Thursday, August 20, 2009

A School Without a Principal


This picture has abolutely nothing to do with this post. I just think it's cool!

This next article seems to be the perfect antidote to my last post about lack of leadership in my group work assignment team.

Barnett, D., McKowen, C. & Bloom, G. (1998). A school without a principal. Educational Leadership, 55(7), 48-49.
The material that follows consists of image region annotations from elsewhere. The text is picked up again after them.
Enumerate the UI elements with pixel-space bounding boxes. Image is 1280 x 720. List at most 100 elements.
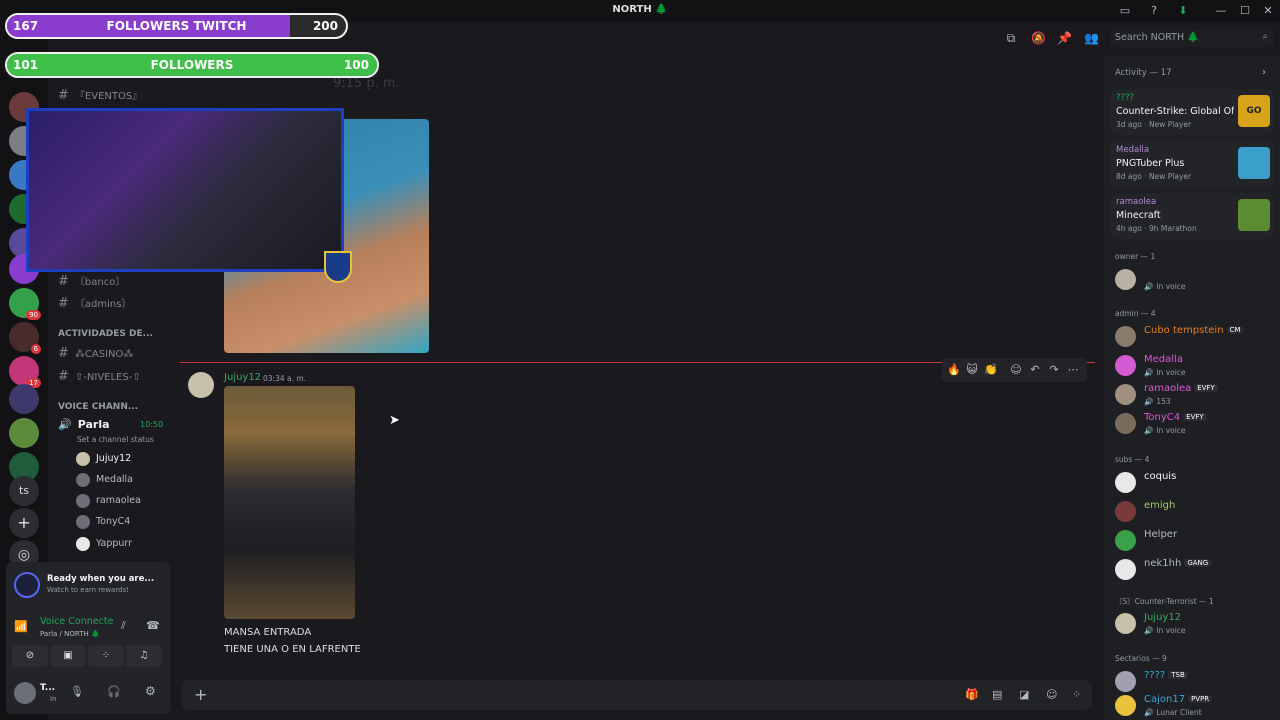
voice-user[interactable]: TonyC4 (76, 512, 130, 532)
category-voice[interactable]: VOICE CHANN... (58, 402, 168, 412)
search-input[interactable]: Search NORTH 🌲 ⌕ (1110, 29, 1274, 47)
soundboard-button[interactable]: ♫ (126, 645, 162, 667)
chevron-right-icon[interactable]: › (1262, 67, 1266, 78)
voice-user[interactable]: ramaolea (76, 491, 141, 511)
sticker-icon[interactable]: ◪ (1019, 688, 1029, 701)
member-row[interactable]: ramaolea EVFY 🔊 153 (1115, 382, 1275, 408)
mic-icon[interactable]: 🎙 (70, 685, 84, 698)
inbox-icon[interactable]: ▭ (1117, 3, 1133, 19)
activity-card[interactable]: ramaolea Minecraft 4h ago · 9h Marathon (1110, 193, 1274, 239)
mute-bell-icon[interactable]: 🔕 (1031, 31, 1046, 45)
pin-icon[interactable]: 📌 (1057, 31, 1072, 45)
member-row[interactable]: emigh (1115, 499, 1275, 525)
headphones-icon[interactable]: 🎧 (107, 685, 121, 698)
add-reaction-icon[interactable]: ☺ (1009, 363, 1023, 377)
user-status: In (50, 695, 57, 703)
gift-icon[interactable]: 🎁 (965, 688, 979, 701)
member-name: Helper (1144, 529, 1178, 540)
voice-user-name: Jujuy12 (96, 453, 132, 464)
member-row[interactable]: Helper (1115, 528, 1275, 554)
member-row[interactable]: Cubo tempstein CM (1115, 324, 1275, 350)
voice-location[interactable]: Parla / NORTH 🌲 (40, 630, 100, 638)
member-status: 🔊 Lunar Client (1144, 708, 1202, 717)
image-attachment[interactable] (224, 386, 355, 619)
clap-emoji-icon[interactable]: 👏 (984, 363, 998, 377)
help-icon[interactable]: ? (1146, 3, 1162, 19)
avatar (76, 451, 90, 466)
hash-icon: # (58, 369, 69, 384)
server-icon[interactable] (9, 384, 39, 414)
game-art-icon: GO (1238, 95, 1270, 127)
noise-suppression-icon[interactable]: ⫽ (121, 619, 126, 633)
avatar (1115, 613, 1136, 634)
blurred-timestamp: 9:15 p. m. (333, 76, 400, 91)
message-composer[interactable]: + 🎁 ▤ ◪ ☺ ⁘ (182, 680, 1092, 710)
server-icon[interactable] (9, 418, 39, 448)
activity-card[interactable]: Medalla PNGTuber Plus 8d ago · New Player (1110, 141, 1274, 187)
server-icon[interactable]: 6 (9, 322, 41, 354)
member-row[interactable]: ???? TSB (1115, 669, 1275, 695)
channel-niveles[interactable]: # ⇧-NIVELES-⇧ (58, 367, 168, 387)
member-tag: CM (1226, 326, 1244, 334)
activities-button[interactable]: ⁘ (88, 645, 124, 667)
close-button[interactable]: ✕ (1260, 3, 1276, 19)
gif-icon[interactable]: ▤ (992, 688, 1002, 701)
game-art-icon (1238, 199, 1270, 231)
avatar (1115, 695, 1136, 716)
activity-header[interactable]: Activity — 17 (1115, 68, 1172, 78)
member-row[interactable]: coquis (1115, 470, 1275, 496)
cat-emoji-icon[interactable]: 😺 (965, 363, 979, 377)
server-icon[interactable]: 17 (9, 356, 41, 388)
message-author[interactable]: Jujuy12 (224, 372, 261, 383)
member-row[interactable]: Cajon17 PVPR 🔊 Lunar Client (1115, 693, 1275, 719)
username[interactable]: T... (40, 683, 55, 693)
hash-icon: # (58, 346, 69, 361)
more-icon[interactable]: ⋯ (1066, 363, 1080, 377)
voice-user[interactable]: Jujuy12 (76, 449, 131, 469)
member-row[interactable]: Medalla 🔊 In voice (1115, 353, 1275, 379)
maximize-button[interactable]: ☐ (1237, 3, 1253, 19)
activity-card[interactable]: ???? Counter-Strike: Global Off... 3d ago … (1110, 89, 1274, 135)
channel-casino[interactable]: # ⁂CASINO⁂ (58, 344, 168, 364)
disconnect-icon[interactable]: ☎ (146, 619, 160, 632)
screenshare-button[interactable]: ▣ (50, 645, 86, 667)
message-avatar[interactable] (188, 372, 214, 398)
emoji-icon[interactable]: ☺ (1046, 688, 1057, 701)
add-server-icon[interactable]: + (9, 508, 39, 538)
member-row[interactable]: 🔊 In voice (1115, 267, 1275, 293)
attach-plus-icon[interactable]: + (194, 685, 207, 704)
channel-banco[interactable]: # 〘banco〙 (58, 272, 168, 292)
member-status: 🔊 In voice (1144, 626, 1186, 635)
threads-icon[interactable]: ⧉ (1004, 31, 1018, 45)
channel-status[interactable]: Set a channel status (77, 435, 154, 444)
promo-title[interactable]: Ready when you are... (47, 574, 154, 584)
reply-icon[interactable]: ↶ (1028, 363, 1042, 377)
forward-icon[interactable]: ↷ (1047, 363, 1061, 377)
fire-emoji-icon[interactable]: 🔥 (947, 363, 961, 377)
channel-admins[interactable]: # 〘admins〙 (58, 294, 168, 314)
voice-user[interactable]: Medalla (76, 470, 133, 490)
voice-status[interactable]: Voice Connected (40, 616, 114, 627)
goal-target: 100 (343, 58, 369, 72)
goal-label: FOLLOWERS TWITCH (106, 19, 247, 33)
members-icon[interactable]: 👥 (1084, 31, 1099, 45)
voice-user[interactable]: Yappurr (76, 534, 132, 554)
voice-channel-name: Parla (77, 418, 110, 431)
member-row[interactable]: TonyC4 EVFY 🔊 In voice (1115, 411, 1275, 437)
minimize-button[interactable]: — (1213, 3, 1229, 19)
settings-gear-icon[interactable]: ⚙ (145, 684, 156, 698)
unread-badge: 6 (30, 344, 41, 354)
download-icon[interactable]: ⬇ (1175, 3, 1191, 19)
member-name: Cubo tempstein CM (1144, 325, 1244, 336)
channel-eventos[interactable]: # 『EVENTOS』 (58, 86, 168, 106)
category-activities[interactable]: ACTIVIDADES DE... (58, 329, 168, 339)
member-row[interactable]: Jujuy12 🔊 In voice (1115, 611, 1275, 637)
apps-icon[interactable]: ⁘ (1072, 688, 1081, 701)
camera-button[interactable]: ⊘ (12, 645, 48, 667)
user-avatar[interactable] (14, 682, 36, 704)
avatar (1115, 326, 1136, 347)
member-row[interactable]: nek1hh GANG (1115, 557, 1275, 583)
member-tag: PVPR (1188, 695, 1213, 703)
server-icon[interactable]: ts (9, 476, 39, 506)
server-icon[interactable]: 90 (9, 288, 41, 320)
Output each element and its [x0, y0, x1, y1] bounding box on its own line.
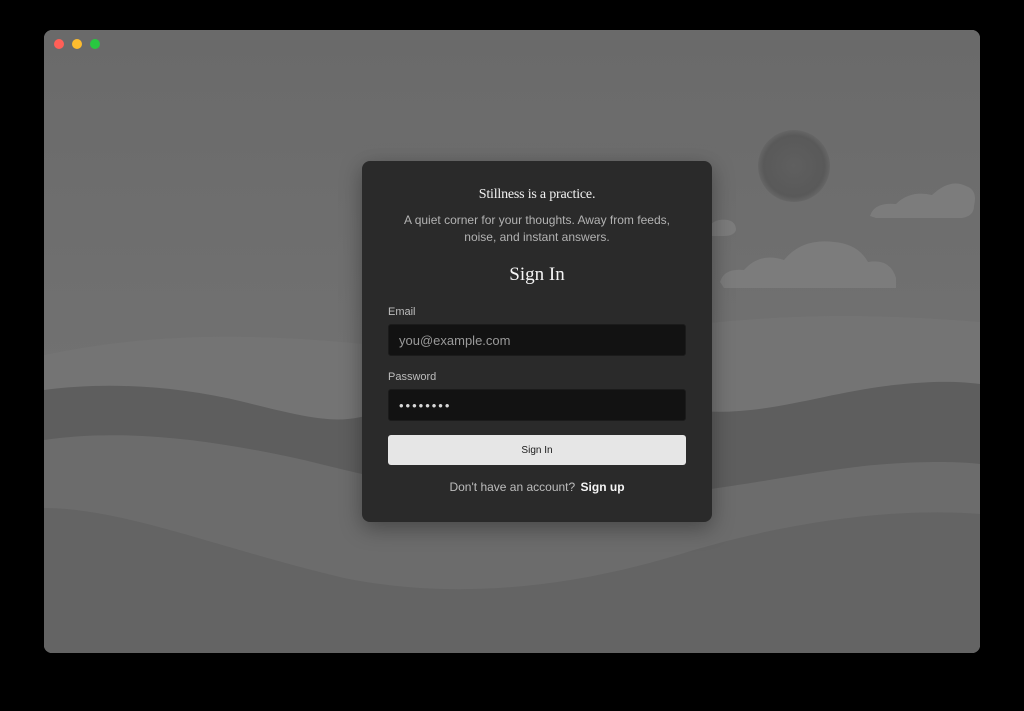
- app-window: Stillness is a practice. A quiet corner …: [44, 30, 980, 653]
- sign-in-heading: Sign In: [509, 264, 565, 285]
- window-minimize-icon[interactable]: [72, 39, 82, 49]
- sign-in-button[interactable]: Sign In: [388, 435, 686, 465]
- tagline: Stillness is a practice.: [478, 187, 596, 202]
- sign-in-card: Stillness is a practice. A quiet corner …: [362, 161, 712, 522]
- sign-up-link[interactable]: Sign up: [581, 480, 625, 494]
- sun: [758, 130, 830, 202]
- password-label: Password: [388, 371, 437, 383]
- window-maximize-icon[interactable]: [90, 39, 100, 49]
- email-field-group: Email: [388, 306, 686, 356]
- signup-prompt-text: Don't have an account?: [449, 480, 576, 494]
- email-input[interactable]: [388, 324, 686, 356]
- signup-prompt: Don't have an account? Sign up: [388, 480, 686, 494]
- window-controls: [54, 39, 100, 49]
- password-input[interactable]: [388, 389, 686, 421]
- window-close-icon[interactable]: [54, 39, 64, 49]
- email-label: Email: [388, 306, 416, 318]
- password-field-group: Password: [388, 371, 686, 421]
- intro-text: A quiet corner for your thoughts. Away f…: [404, 213, 670, 244]
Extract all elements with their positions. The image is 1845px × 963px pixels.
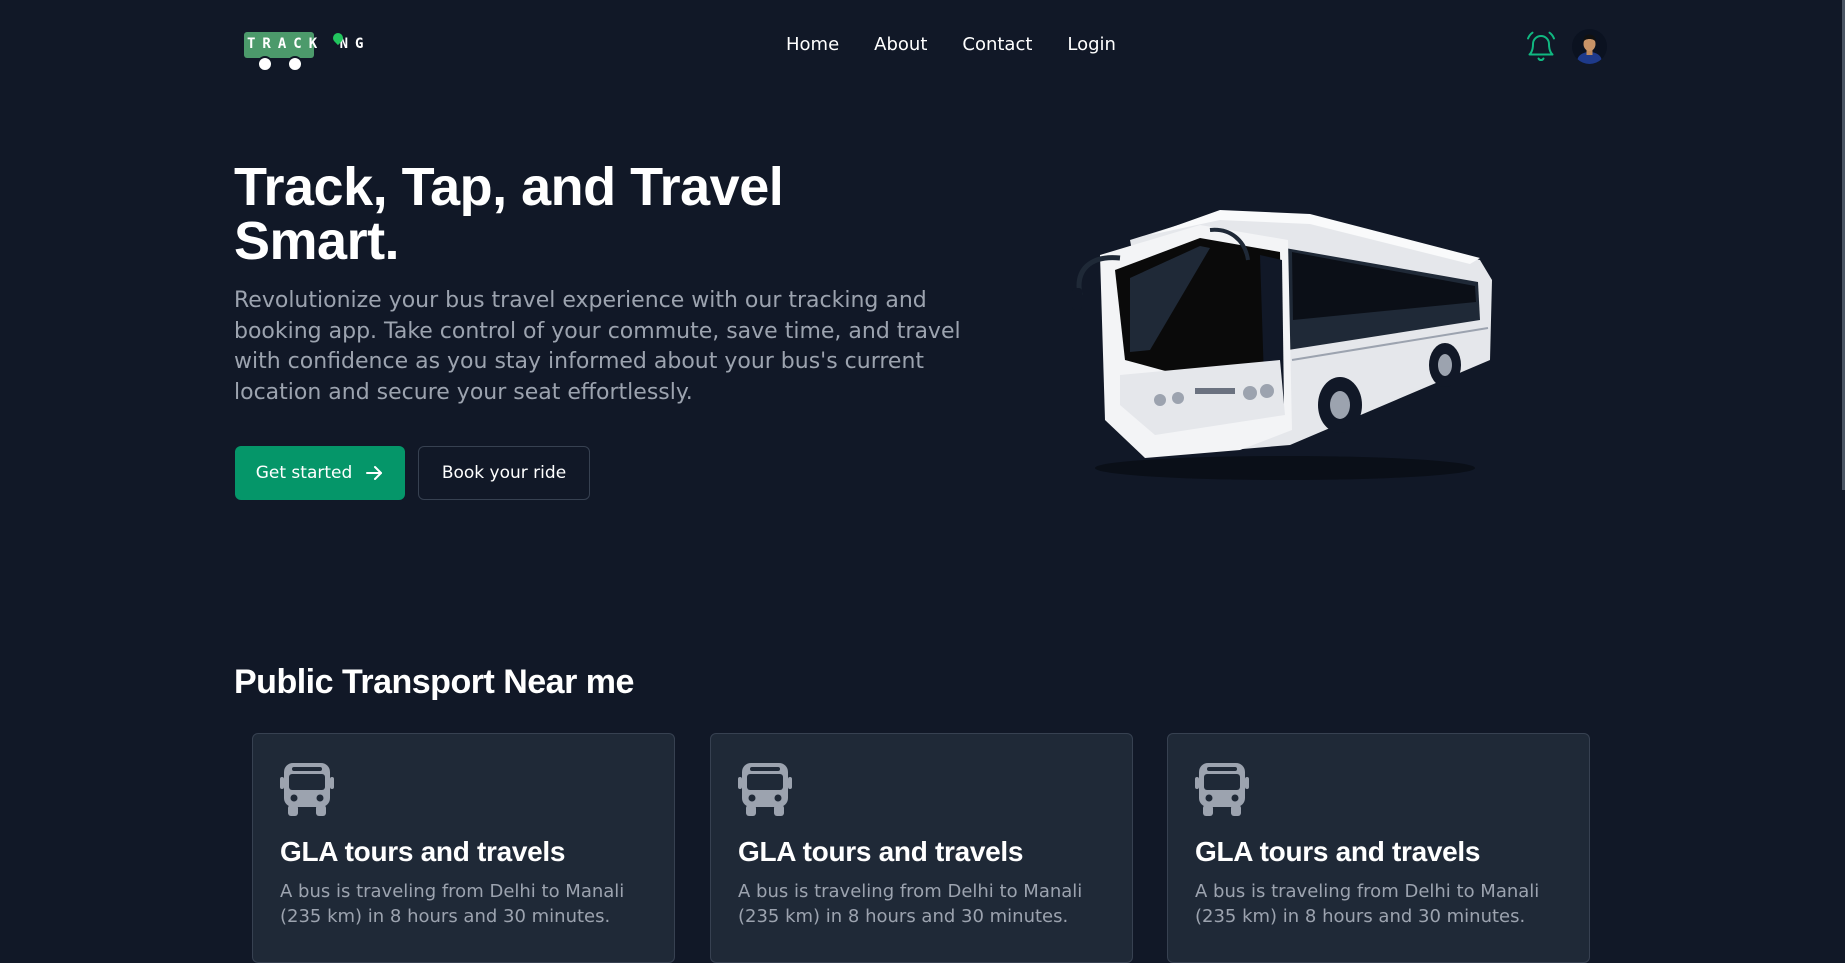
card-title: GLA tours and travels — [1195, 836, 1481, 867]
hero-description: Revolutionize your bus travel experience… — [234, 288, 961, 405]
card-title: GLA tours and travels — [280, 836, 566, 867]
transport-card[interactable]: GLA tours and travels A bus is traveling… — [1167, 733, 1590, 963]
brand-logo[interactable]: TRACK NG — [244, 28, 384, 72]
nav-about[interactable]: About — [874, 33, 927, 57]
card-description: A bus is traveling from Delhi to Manali … — [1195, 881, 1540, 927]
site-header: TRACK NG Home About Contact Login — [0, 0, 1845, 92]
bus-image — [1060, 200, 1500, 485]
arrow-right-icon — [364, 463, 384, 483]
book-ride-label: Book your ride — [441, 463, 567, 483]
card-title: GLA tours and travels — [738, 836, 1024, 867]
nav-home[interactable]: Home — [786, 33, 839, 57]
user-avatar[interactable] — [1572, 29, 1607, 64]
nav-login[interactable]: Login — [1067, 33, 1116, 57]
get-started-label: Get started — [255, 463, 353, 483]
logo-text: TRACK NG — [247, 36, 371, 52]
card-description: A bus is traveling from Delhi to Manali … — [738, 881, 1083, 927]
bus-icon — [280, 761, 334, 817]
section-title-transport: Public Transport Near me — [234, 663, 634, 701]
bus-icon — [1195, 761, 1249, 817]
transport-card[interactable]: GLA tours and travels A bus is traveling… — [710, 733, 1133, 963]
hero-title: Track, Tap, and Travel Smart. — [234, 157, 784, 271]
nav-contact[interactable]: Contact — [962, 33, 1032, 57]
bell-icon[interactable] — [1525, 30, 1557, 64]
book-ride-button[interactable]: Book your ride — [418, 446, 590, 500]
main-nav: Home About Contact Login — [786, 33, 1116, 57]
logo-wheel-icon — [257, 56, 273, 72]
bus-icon — [738, 761, 792, 817]
logo-wheel-icon — [287, 56, 303, 72]
get-started-button[interactable]: Get started — [235, 446, 405, 500]
transport-card[interactable]: GLA tours and travels A bus is traveling… — [252, 733, 675, 963]
card-description: A bus is traveling from Delhi to Manali … — [280, 881, 625, 927]
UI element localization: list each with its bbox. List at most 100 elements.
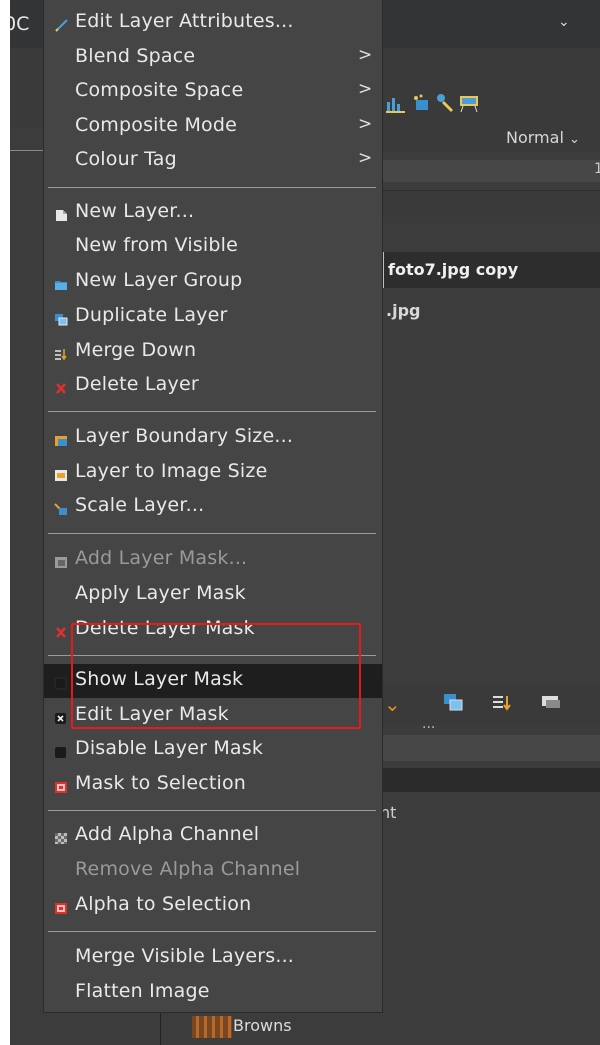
menu-separator [48,187,376,188]
mode-select[interactable]: Normal ⌄ [506,128,580,147]
checker-icon [54,830,68,844]
checkbox-checked-icon [54,710,68,724]
checkbox-icon [54,744,68,758]
menu-item-new-layer-group[interactable]: New Layer Group [44,265,382,299]
menu-separator [48,810,376,811]
menu-item-label: New Layer Group [75,269,243,291]
menu-item-label: Add Layer Mask... [75,547,248,569]
opacity-value: 1 [594,161,600,177]
menu-item-label: Scale Layer... [75,494,205,516]
lock-row [380,190,600,217]
annotation-highlight-box [71,623,361,729]
menu-item-label: New Layer... [75,200,195,222]
menu-item-colour-tag[interactable]: Colour Tag > [44,144,382,178]
add-mask-icon [54,554,68,568]
menu-item-composite-space[interactable]: Composite Space > [44,75,382,109]
chevron-down-icon[interactable]: ⌄ [558,14,570,30]
bucket-fill-icon[interactable] [410,92,432,114]
menu-item-layer-boundary-size[interactable]: Layer Boundary Size... [44,421,382,455]
menu-item-label: Duplicate Layer [75,304,228,326]
dock-tab-row [380,735,600,761]
menu-separator [48,533,376,534]
new-layer-icon [54,207,68,221]
pencil-icon [54,17,68,32]
menu-item-new-from-visible[interactable]: New from Visible [44,230,382,264]
chevron-down-icon[interactable]: ⌄ [384,692,401,716]
menu-item-duplicate-layer[interactable]: Duplicate Layer [44,300,382,334]
menu-item-label: Apply Layer Mask [75,582,246,604]
scale-icon [54,501,68,515]
opacity-slider[interactable] [380,160,600,182]
submenu-arrow-icon: > [358,79,373,99]
layer-name[interactable]: .jpg [386,301,420,320]
menu-item-scale-layer[interactable]: Scale Layer... [44,490,382,524]
menu-item-label: Add Alpha Channel [75,823,260,845]
menu-item-add-alpha-channel[interactable]: Add Alpha Channel [44,819,382,853]
menu-item-flatten-image[interactable]: Flatten Image [44,976,382,1010]
menu-item-label: Merge Visible Layers... [75,945,295,967]
palette-name: Browns [233,1016,292,1035]
delete-icon [54,380,68,394]
menu-item-label: Disable Layer Mask [75,737,264,759]
layers-list-area [380,330,600,670]
menu-item-label: Alpha to Selection [75,893,252,915]
checkbox-icon [54,675,68,690]
submenu-arrow-icon: > [358,114,373,134]
layer-context-menu: Edit Layer Attributes... Blend Space > C… [43,0,383,1013]
menu-item-label: Layer Boundary Size... [75,425,294,447]
menu-item-label: Edit Layer Attributes... [75,10,294,32]
mask-selection-icon [54,779,68,793]
canvas-icon[interactable] [458,92,480,114]
boundary-icon [54,432,68,446]
menu-item-blend-space[interactable]: Blend Space > [44,41,382,75]
folder-icon [54,276,68,290]
menu-item-label: Composite Mode [75,114,238,136]
menu-item-add-layer-mask: Add Layer Mask... [44,543,382,577]
ruler [10,140,46,151]
duplicate-icon [54,311,68,326]
menu-item-label: Remove Alpha Channel [75,858,301,880]
menu-item-delete-layer[interactable]: Delete Layer [44,369,382,403]
panel-menu-dots[interactable]: ... [422,716,435,732]
mode-value: Normal [506,128,564,147]
menu-item-alpha-to-selection[interactable]: Alpha to Selection [44,889,382,923]
layer-name[interactable]: foto7.jpg copy [388,260,518,279]
anchor-layer-button[interactable] [540,692,562,719]
menu-item-label: Composite Space [75,79,244,101]
menu-item-disable-layer-mask[interactable]: Disable Layer Mask [44,733,382,767]
alpha-selection-icon [54,900,68,914]
color-picker-icon[interactable] [434,92,456,114]
menu-item-new-layer[interactable]: New Layer... [44,196,382,230]
menu-item-merge-down[interactable]: Merge Down [44,335,382,369]
menu-item-label: Delete Layer [75,373,199,395]
menu-item-label: Colour Tag [75,148,177,170]
merge-down-button[interactable] [490,692,512,719]
menu-item-label: Blend Space [75,45,196,67]
window-title-fragment: 00C [10,13,30,35]
menu-item-merge-visible-layers[interactable]: Merge Visible Layers... [44,941,382,975]
chevron-down-icon: ⌄ [568,132,580,147]
menu-separator [48,931,376,932]
menu-item-composite-mode[interactable]: Composite Mode > [44,110,382,144]
dock-header [380,768,600,792]
menu-item-label: Merge Down [75,339,197,361]
menu-item-label: Mask to Selection [75,772,247,794]
menu-item-edit-layer-attributes[interactable]: Edit Layer Attributes... [44,6,382,40]
levels-icon[interactable] [384,92,406,114]
delete-mask-icon [54,624,68,638]
lock-row-secondary [380,218,600,238]
to-image-size-icon [54,467,68,481]
menu-item-mask-to-selection[interactable]: Mask to Selection [44,768,382,802]
menu-item-label: New from Visible [75,234,239,256]
menu-separator [48,411,376,412]
merge-down-icon [54,346,68,361]
menu-item-apply-layer-mask[interactable]: Apply Layer Mask [44,578,382,612]
menu-item-remove-alpha-channel: Remove Alpha Channel [44,854,382,888]
submenu-arrow-icon: > [358,45,373,65]
duplicate-layer-button[interactable] [442,692,464,719]
menu-item-layer-to-image-size[interactable]: Layer to Image Size [44,456,382,490]
palette-swatch [192,1016,232,1038]
menu-item-label: Flatten Image [75,980,210,1002]
menu-item-label: Layer to Image Size [75,460,268,482]
submenu-arrow-icon: > [358,148,373,168]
This article is the personal reflections of teachers working at Anzar High School in California. The school uses a team leadership model, and considers its 'Communication Guidelines' to be the centre of the school culture.

These guidelines include:
* Commitment to practicing good communication.
* Collectively owning problems and collectively solving them. This means that teachers are learning to anticipate problems that would not always be apparent to teachers. They commit to the idea that the needs of the school outweigh the needs of individual teachers or of the teachers as a group.
* Allowing conflict and being accountable for speaking up.
* Commitment to help and support others.
* Commitment to honesty.

The teachers sing the praises of their school team leadership model. They concede that it is challenging, but they truly believe that it works.

I wonder how many teachers would enjoy working in this type of school? I wonder how it will go in the long term?

And I wonder if there is anything in this that can be applied to my own experiences. Mu first impression is that this sort of teamwork is time consuming and takes quite a while to become established. Not ideal for a short term team with a deadline.